Wir führen diesen Mechanismus mit einem eigenen Werkzeug vor: Unsere Evolutions-Maschine optimiert eine Regel so lange auf bekannten Ziehungen, bis sie dort mühelos Volltreffer erzielt. Auf unbekannten Ziehungen landet sie anschließend keinen einzigen. Die ganze Mechanik steht in „137 Sechser — und trotzdem wertlos".
Daraus folgt der einzige Test, der zählt: Wurde der Tipp vor der Ziehung festgeschrieben? Genau so arbeitet unser Methoden-Register — jeder Testtipp mit Zeitstempel vor der Ziehung, danach nachgerechnet, auch die Fehlschläge bleiben stehen.
Was Vollsysteme wirklich kosten
Vollsysteme sind seriös, werden aber oft falsch verstanden. Ein System 6 aus 9 umfasst 84 Kombinationen und kostet damit das 84-fache eines Normaltipps.

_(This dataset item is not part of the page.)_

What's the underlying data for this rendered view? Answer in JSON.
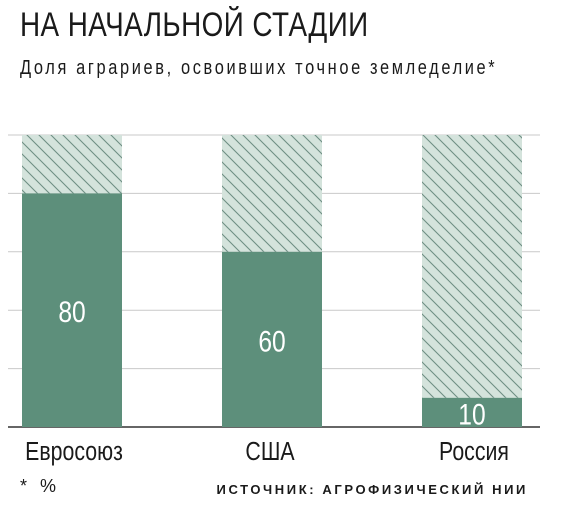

Ein System 6 aus 12 sind bereits 924 Kombinationen.
Der Vorteil ist real, aber anders gelagert als erwartet: Liegen mehrere Ihrer Zahlen richtig, treffen Sie automatisch viele kleinere Gewinnklassen gleichzeitig. Der Nachteil ebenso: Sie zahlen für jede dieser Kombinationen den vollen Preis, und die Ausschüttungsquote von rund 50 % gilt unverändert. Ein Vollsystem verändert die Verteilung möglicher Ergebnisse, nicht deren Mittelwert.
Wer die Wirkung an echten Zahlen sehen will, findet sie im Vollsystem-Bericht und im Dauerauftrag-Simulator, der jede Strategie gegen die tatsächlichen Quoten des Archivs durchrechnet.
Alle Zahlen stammen aus unserem eigenen Archiv (Stand 08/2026, wächst automatisch). Keine Auswertung dieser Seite erhöht die Gewinnchance irgendeines Tipps; ob und was du spielst, entscheidest allein du. Alle Angaben ohne Gewähr.